Ya dije que las palabras viajan siempre desde lo que no saben hacia lo que no saben, como pequeños
animales cuya única ambición fuera perderse, mejorar la calidad de su ignorancia.
Fabulosa tautología que prueba –si fuera necesario— que, allí donde se vuelve posible lo insólito y
el hábito se interrumpe, hay lugar para esa conciencia más fina donde se refugia desde siempre el
espíritu.
Las escrituras que me interesan conocen el peso y la urgencia de estas premisas.
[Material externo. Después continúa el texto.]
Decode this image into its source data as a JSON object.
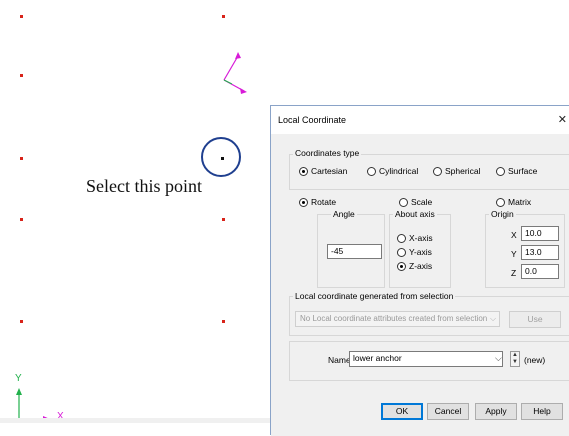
{
  "canvas": {
    "annotation": "Select this point",
    "axis_y_label": "Y",
    "axis_x_label": "X",
    "colors": {
      "point": "#d8231a",
      "axis_green": "#22b14c",
      "axis_magenta": "#d81bd8",
      "highlight": "#1f3f8f"
    }
  },
  "dialog": {
    "title": "Local Coordinate",
    "close_icon": "close-icon",
    "coordinates_type": {
      "label": "Coordinates type",
      "options": [
        "Cartesian",
        "Cylindrical",
        "Spherical",
        "Surface"
      ],
      "selected": "Cartesian"
    },
    "transform": {
      "options": [
        "Rotate",
        "Scale",
        "Matrix"
      ],
      "selected": "Rotate"
    },
    "angle": {
      "label": "Angle",
      "value": "-45"
    },
    "about_axis": {
      "label": "About axis",
      "options": [
        "X-axis",
        "Y-axis",
        "Z-axis"
      ],
      "selected": "Z-axis"
    },
    "origin": {
      "label": "Origin",
      "x_label": "X",
      "x_value": "10.0",
      "y_label": "Y",
      "y_value": "13.0",
      "z_label": "Z",
      "z_value": "0.0"
    },
    "selection": {
      "label": "Local coordinate generated from selection",
      "combo_value": "No Local coordinate attributes created from selection",
      "use_button": "Use"
    },
    "name": {
      "label": "Name",
      "value": "lower anchor",
      "suffix": "(new)"
    },
    "buttons": {
      "ok": "OK",
      "cancel": "Cancel",
      "apply": "Apply",
      "help": "Help"
    }
  }
}
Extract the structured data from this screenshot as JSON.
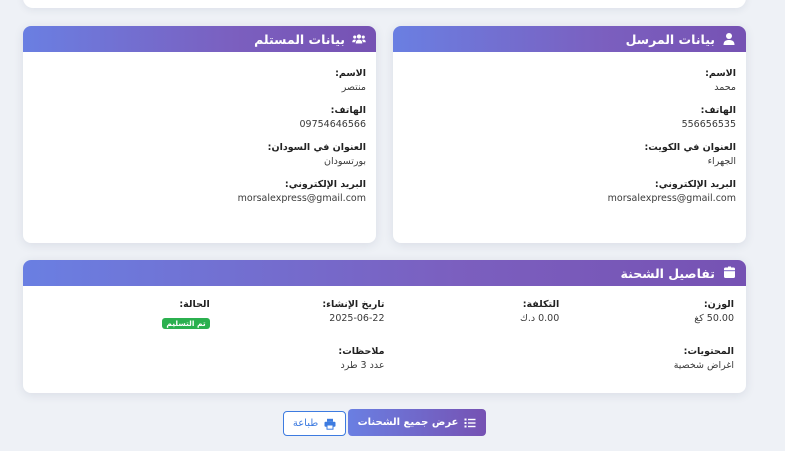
{
  "sender": {
    "title": "بيانات المرسل",
    "name_label": "الاسم:",
    "name": "محمد",
    "phone_label": "الهاتف:",
    "phone": "556656535",
    "address_label": "العنوان في الكويت:",
    "address": "الجهراء",
    "email_label": "البريد الإلكتروني:",
    "email": "morsalexpress@gmail.com"
  },
  "receiver": {
    "title": "بيانات المستلم",
    "name_label": "الاسم:",
    "name": "منتصر",
    "phone_label": "الهاتف:",
    "phone": "09754646566",
    "address_label": "العنوان في السودان:",
    "address": "بورتسودان",
    "email_label": "البريد الإلكتروني:",
    "email": "morsalexpress@gmail.com"
  },
  "shipment": {
    "title": "تفاصيل الشحنة",
    "weight_label": "الوزن:",
    "weight": "50.00 كغ",
    "cost_label": "التكلفة:",
    "cost": "0.00 د.ك",
    "created_label": "تاريخ الإنشاء:",
    "created": "2025-06-22",
    "status_label": "الحالة:",
    "status": "تم التسليم",
    "contents_label": "المحتويات:",
    "contents": "اغراض شخصية",
    "notes_label": "ملاحظات:",
    "notes": "عدد 3 طرد"
  },
  "actions": {
    "view_all": "عرض جميع الشحنات",
    "print": "طباعة"
  },
  "colors": {
    "header_start": "#6a7fe2",
    "header_end": "#7652b3",
    "status_green": "#2bb04f",
    "print_blue": "#3d7be0"
  }
}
Son obras
poliédricas que se mueven entre lo acabado y lo arisco, lo estilizado y lo híbrido, a fin de llegar más
rápido a la meditación sobre el lenguaje. Su convicción de que la literatura es un ejercicio de la
inteligencia, su negativa a dejarse marear por el elogio fácil, y su ambición de alucinar con lo perdido,
constituyen su sello inconfundible. Por eso, tal vez, no figuran en las mesas más visibles de las
librerías ni acceden siempre a los circuitos internacionales. Su música, sin embargo, no está sola:
sale de un coro inquieto que postula un viaje a zonas que aún no existen.
A esta fiel persistencia en el deseo, a este riesgo de apostar una y otra vez a “lo que no se parece a
nada”, le debe la literatura su privilegio mayor, su más alta felicidad.